“Clássico é clássico e vice-versa”, diria o outro. Quando se trata de Argentina e Brasil, então, a partida ganha outras proporções, ou deveria. Afinal, trata-se não apenas do “Superclássico das Américas”, mas, arrisco-me a dizer que, do Superclássico do mundo.

Mas antes vale saber que nem sempre este dérbi foi o mais importante. Por questões históricas, Argentina e Uruguai faziam o grande clássico sul-americano, quiçá, mundial. Certamente, o mais antigo, com 110 anos. Aqui, deve-se ressaltar questões políticas, economias e diplomáticas, por causa do Rio da Prata, e do próprio esporte, com as Olimpíadas de 1924 e de 1928, além da primeira final de Copa do Mundo, em 1930.

Após um hiato de decadência, entre a década de 70 até 2010, a Seleção uruguaia tem retomado seu prestígio. Contudo, neste entretempo, a rivalidade entre portenhos e brasileiros cresceu por causa dos embates e da mídia e tornou-se o maior clássico do continente americano. Alguns amigos periodistas confessam que os confrontos contra os brasileños já superaram em expectativa e atmosfera, os jogos contra os uruguaios.

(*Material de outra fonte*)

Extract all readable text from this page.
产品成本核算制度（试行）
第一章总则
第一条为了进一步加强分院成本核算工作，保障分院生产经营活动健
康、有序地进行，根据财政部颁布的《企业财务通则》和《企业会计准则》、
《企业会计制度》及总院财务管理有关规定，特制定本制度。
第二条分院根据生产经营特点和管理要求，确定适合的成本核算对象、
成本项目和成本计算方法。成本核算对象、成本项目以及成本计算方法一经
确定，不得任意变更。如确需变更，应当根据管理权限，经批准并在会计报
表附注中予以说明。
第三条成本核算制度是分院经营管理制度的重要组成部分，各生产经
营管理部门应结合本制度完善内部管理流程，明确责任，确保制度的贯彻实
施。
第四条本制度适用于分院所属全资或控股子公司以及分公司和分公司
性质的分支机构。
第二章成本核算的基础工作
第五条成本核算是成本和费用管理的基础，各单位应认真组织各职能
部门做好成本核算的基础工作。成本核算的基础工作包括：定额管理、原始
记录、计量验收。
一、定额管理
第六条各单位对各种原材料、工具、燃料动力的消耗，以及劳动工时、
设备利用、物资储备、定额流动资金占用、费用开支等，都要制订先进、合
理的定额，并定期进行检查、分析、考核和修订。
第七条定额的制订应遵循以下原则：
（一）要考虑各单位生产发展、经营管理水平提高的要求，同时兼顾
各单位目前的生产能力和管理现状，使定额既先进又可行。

Como brasileiro, não tenho dúvida que o clássico da Canarinha é contra a Albiceleste. Como jornalista, sei que essa grandiosa rivalidade deve-se também a mídia. O que dizer sobre: “Ganhar é bom, mas ganhar da Argentina é muito melhor”? Ou: “Todo argentino é catimbeiro, violento e arrogante”? Poderia escrever uma dissertação sobre os discursos muitas vezes falaciosos que exaltam a rivalidade não apenas entre Seleções, mas entre povos.

A história talvez absolva. Mas numa partida como esta, deveria ser inadmissível uma Seleção entrar em campo “meia boca”. Pode-se dizer que é uma afronta à mística que a partida carrega e, sobretudo, ao adversário. No entanto, nos últimos confrontos, o conceito mudou e as equipes já não se enfrentam como a partida exige. Aos que indagarão “o que a partida exige?” Respondo-vos: “Respeito”. Não que as demais não mereçam, mas este clássico se adentra em outra esfera.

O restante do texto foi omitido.